Kate Bush

Kate Bush and how kind fans can beat cruel mathematics.




Since writing this piece I started to resort to using different methods to secure a ticket. I was hoping for one but miraculously I now have an offer of two meaning I can share the experience with my husband. I’m also paying face value for them both. Its inevitable that in the scrum to get tickets back in March, people could not predict the future five months down the line. Plans suddenly have to change and this results in tickets paid for but which cannot be used.

Within minutes of selling out, tickets were appearing on tout sites (no names) for £400 upwards for the cheapest seats. The attempt to completely stamp out touting had failed, despite the ‘lead booker’ system. It would mean that you would be sitting next to the person who had just fleeced you for £340 quid but hey, you got a ticket!

On a very popular Kate Bush forum fans started to post up changes of plan while ticketless fans tried to come to a deal. The rule was face value tickets only and it seemed to be working. Within days, distraught ticketless fans would be matched up with those with spares and everyone was happy. I posted something and a kind fella said that even though he was searching too, I would have first dibs if something did come up as he’d seen the concert already.

However, it was Twitter that saved the day. In the first few days of the concerts Twitter was alight with Kate Bush and any attempt to post a request would be drowned out, Ninth Wave style.  I waited a while for it to calm down a bit before throwing out my request. Within a few hours I had an offer for two tickets. I am beside myself with happiness and a big thank you to the lady who helped me out. I won’t mention her by name here but I’m meeting her on Wednesday and if she agrees, I’ll give her a big shout out for her art business!

So, as Kate says, don’t give up and I’ll see you on here with my review next week!



There are many of us.

Just like my father in law whose Saturday night routine includes screwing up his lottery ticket and sighing, I was one of many Kate Bush fans who didn’t get a ticket back in the Spring. I was up early, sitting at the computer ready but like many others I was defeated by the system. Minutes later they’d all gone or were already up on a tout site.

I consoled myself, slowly forgot the pain and got on with my summer. Then August starts to roll towards a close and I know all too well: Its Kate Bush time.

I was prepared to stay off Twitter to avoid the painful boasts that were inevitable but curiosity won out. I have read the reviews including one that went so much detail, I was surprised that the reviewer didn’t mention the what he had for dinner beforehand. Did I really need that ticket. Yes, I did.

I don’t want to hear the hits. In fact, the first part of the concert could be scrubbed for all I care. Yes, they are great songs but what I really want to experience is The Ninth Wave and The Sky of Honey. I can’t listen to Hello Earth anymore without a horrible cold pang of utter dismay stabbing through my body.

Any visitor to this blog would scan through and ask if I was such a fan, who come I haven’t written copious amounts about Kate Bush before. I’d say its because I tend to steer away from writing about music that has already had so much written about it by much better writers than myself.

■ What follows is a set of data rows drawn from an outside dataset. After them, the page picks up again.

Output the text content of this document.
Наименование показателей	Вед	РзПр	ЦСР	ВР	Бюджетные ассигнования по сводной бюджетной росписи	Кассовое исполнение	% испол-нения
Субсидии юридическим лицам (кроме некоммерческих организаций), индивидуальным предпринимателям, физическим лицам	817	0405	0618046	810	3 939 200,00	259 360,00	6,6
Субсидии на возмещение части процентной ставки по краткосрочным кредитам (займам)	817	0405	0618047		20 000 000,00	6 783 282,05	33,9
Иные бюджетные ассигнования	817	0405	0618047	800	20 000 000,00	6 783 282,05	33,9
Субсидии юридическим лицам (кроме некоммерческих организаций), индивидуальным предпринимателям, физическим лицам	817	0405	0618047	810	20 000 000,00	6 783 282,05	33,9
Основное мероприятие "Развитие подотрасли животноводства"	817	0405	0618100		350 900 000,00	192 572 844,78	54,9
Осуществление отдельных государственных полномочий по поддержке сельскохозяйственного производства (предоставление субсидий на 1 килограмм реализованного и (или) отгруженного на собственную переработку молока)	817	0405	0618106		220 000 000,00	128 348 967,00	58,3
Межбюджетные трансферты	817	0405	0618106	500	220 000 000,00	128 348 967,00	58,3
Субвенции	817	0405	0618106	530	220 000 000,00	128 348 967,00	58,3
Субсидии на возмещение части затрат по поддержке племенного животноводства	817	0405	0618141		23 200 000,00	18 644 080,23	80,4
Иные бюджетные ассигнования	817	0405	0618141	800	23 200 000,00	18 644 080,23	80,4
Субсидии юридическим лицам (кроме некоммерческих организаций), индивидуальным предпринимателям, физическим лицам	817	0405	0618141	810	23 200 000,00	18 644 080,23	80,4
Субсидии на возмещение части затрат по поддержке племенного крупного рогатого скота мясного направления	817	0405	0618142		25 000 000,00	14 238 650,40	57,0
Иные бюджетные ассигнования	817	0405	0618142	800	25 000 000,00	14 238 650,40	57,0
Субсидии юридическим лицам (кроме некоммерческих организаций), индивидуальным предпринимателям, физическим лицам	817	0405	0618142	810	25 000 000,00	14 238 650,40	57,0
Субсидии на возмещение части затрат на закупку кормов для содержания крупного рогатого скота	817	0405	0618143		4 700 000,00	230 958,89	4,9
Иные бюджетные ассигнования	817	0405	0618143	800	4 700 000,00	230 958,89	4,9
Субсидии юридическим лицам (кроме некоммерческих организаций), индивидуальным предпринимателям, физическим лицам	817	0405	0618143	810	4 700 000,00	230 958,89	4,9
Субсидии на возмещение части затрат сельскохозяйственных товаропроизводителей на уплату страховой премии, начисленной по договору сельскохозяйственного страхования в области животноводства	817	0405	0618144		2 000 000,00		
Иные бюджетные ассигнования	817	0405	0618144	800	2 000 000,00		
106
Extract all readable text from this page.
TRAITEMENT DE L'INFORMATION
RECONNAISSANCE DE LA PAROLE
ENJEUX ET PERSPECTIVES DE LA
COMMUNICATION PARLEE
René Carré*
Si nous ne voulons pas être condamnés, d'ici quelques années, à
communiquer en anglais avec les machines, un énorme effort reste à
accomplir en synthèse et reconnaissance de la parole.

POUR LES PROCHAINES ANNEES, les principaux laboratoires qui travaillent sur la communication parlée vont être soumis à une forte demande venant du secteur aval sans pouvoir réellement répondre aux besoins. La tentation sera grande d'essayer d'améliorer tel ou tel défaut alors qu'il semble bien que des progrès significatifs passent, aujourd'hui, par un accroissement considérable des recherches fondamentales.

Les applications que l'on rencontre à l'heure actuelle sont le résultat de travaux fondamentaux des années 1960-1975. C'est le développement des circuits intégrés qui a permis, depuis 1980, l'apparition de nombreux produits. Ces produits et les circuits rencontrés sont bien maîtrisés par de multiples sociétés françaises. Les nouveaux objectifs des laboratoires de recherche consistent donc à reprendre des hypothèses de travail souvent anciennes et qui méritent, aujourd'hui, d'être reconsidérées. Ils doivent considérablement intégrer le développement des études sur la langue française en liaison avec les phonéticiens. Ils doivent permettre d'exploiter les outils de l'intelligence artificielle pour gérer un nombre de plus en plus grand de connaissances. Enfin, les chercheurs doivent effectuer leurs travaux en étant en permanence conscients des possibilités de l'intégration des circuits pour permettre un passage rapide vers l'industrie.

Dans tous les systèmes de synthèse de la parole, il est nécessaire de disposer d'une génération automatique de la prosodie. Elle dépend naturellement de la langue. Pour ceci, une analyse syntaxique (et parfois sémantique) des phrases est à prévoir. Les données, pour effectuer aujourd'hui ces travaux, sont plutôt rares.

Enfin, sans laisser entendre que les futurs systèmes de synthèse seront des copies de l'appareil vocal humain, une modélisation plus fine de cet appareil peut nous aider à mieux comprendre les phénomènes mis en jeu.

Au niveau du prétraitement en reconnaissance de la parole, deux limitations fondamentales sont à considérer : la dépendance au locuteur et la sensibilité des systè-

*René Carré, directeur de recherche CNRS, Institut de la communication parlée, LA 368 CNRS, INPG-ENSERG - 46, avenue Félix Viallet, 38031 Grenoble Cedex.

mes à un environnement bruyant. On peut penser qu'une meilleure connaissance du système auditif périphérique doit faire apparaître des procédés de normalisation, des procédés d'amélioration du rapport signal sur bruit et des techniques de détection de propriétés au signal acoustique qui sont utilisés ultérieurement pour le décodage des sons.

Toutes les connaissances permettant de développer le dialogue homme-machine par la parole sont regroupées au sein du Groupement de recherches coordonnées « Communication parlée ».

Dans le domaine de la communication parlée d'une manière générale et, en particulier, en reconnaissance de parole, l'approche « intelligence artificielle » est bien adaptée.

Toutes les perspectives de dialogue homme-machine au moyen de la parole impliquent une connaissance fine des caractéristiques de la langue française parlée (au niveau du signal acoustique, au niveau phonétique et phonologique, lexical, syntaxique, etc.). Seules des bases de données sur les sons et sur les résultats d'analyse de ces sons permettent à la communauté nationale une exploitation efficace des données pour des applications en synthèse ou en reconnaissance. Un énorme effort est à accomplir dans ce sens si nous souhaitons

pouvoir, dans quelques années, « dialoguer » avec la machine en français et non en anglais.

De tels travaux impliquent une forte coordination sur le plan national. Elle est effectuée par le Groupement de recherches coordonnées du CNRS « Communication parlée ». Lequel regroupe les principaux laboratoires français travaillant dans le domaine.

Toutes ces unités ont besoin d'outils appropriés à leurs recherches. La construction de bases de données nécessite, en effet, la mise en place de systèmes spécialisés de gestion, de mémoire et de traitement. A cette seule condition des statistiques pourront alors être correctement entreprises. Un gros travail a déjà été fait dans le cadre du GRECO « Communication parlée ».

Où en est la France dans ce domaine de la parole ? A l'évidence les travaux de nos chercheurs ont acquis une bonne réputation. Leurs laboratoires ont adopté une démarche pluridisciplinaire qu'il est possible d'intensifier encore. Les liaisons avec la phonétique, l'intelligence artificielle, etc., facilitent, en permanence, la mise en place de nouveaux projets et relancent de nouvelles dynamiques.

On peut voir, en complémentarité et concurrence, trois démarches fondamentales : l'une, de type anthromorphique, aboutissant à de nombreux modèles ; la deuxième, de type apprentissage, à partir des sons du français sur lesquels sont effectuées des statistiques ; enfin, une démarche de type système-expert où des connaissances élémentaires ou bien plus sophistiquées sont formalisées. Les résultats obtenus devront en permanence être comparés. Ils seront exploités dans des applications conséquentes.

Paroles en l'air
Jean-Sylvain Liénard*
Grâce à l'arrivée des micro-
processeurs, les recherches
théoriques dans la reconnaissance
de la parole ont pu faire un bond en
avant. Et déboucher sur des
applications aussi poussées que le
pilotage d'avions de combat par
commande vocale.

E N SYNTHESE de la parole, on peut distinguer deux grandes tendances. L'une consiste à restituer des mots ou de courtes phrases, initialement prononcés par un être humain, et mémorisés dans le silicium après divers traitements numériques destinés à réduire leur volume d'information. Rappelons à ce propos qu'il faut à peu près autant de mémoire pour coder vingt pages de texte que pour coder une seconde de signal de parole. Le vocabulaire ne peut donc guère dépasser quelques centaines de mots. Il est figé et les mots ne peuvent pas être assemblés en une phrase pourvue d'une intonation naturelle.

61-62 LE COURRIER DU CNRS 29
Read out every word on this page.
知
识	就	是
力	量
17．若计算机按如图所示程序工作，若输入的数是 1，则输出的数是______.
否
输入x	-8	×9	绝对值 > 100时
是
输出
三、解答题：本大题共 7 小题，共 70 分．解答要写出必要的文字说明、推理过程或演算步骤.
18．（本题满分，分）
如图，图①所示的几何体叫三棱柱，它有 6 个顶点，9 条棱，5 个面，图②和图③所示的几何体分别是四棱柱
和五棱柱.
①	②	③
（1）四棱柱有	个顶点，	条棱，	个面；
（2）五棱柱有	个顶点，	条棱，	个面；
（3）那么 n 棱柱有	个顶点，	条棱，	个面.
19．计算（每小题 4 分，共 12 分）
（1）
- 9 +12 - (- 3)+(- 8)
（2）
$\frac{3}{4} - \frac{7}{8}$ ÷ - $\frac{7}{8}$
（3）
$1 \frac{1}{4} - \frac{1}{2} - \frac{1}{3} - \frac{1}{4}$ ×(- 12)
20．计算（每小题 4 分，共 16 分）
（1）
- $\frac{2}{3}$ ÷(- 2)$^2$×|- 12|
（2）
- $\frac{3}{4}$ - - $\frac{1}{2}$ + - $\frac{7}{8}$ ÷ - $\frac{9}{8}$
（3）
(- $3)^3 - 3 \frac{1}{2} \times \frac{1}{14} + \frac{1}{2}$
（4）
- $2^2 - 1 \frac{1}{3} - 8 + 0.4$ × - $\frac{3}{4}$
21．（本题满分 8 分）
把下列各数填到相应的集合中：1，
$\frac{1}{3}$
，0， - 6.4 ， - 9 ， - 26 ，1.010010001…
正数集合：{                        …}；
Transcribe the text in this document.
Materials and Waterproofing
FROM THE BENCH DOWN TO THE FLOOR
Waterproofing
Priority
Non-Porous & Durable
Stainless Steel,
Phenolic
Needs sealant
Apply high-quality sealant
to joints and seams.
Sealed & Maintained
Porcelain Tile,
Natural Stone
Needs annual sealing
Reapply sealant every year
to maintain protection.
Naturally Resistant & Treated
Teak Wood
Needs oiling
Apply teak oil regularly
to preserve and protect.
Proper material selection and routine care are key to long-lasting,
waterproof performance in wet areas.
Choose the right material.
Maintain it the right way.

From the moment my mum got so transfixed by Kate Bush that my dad started to worry about her; the day I went out and bought The Sensual World during my first year at University and thought it was all about my brand new exciting sexual adventures; listening to Aerial in Abu Dhabi while sitting outside in the warm evening, puffing on apple shisha, the beat accompanied by cicadas and the last call to prayer for the night. Hearing that she’s had a baby boy a year later after I’d had mine.

She’s been whispering in my ear for years, its such a shame I can’t be there to see her play live.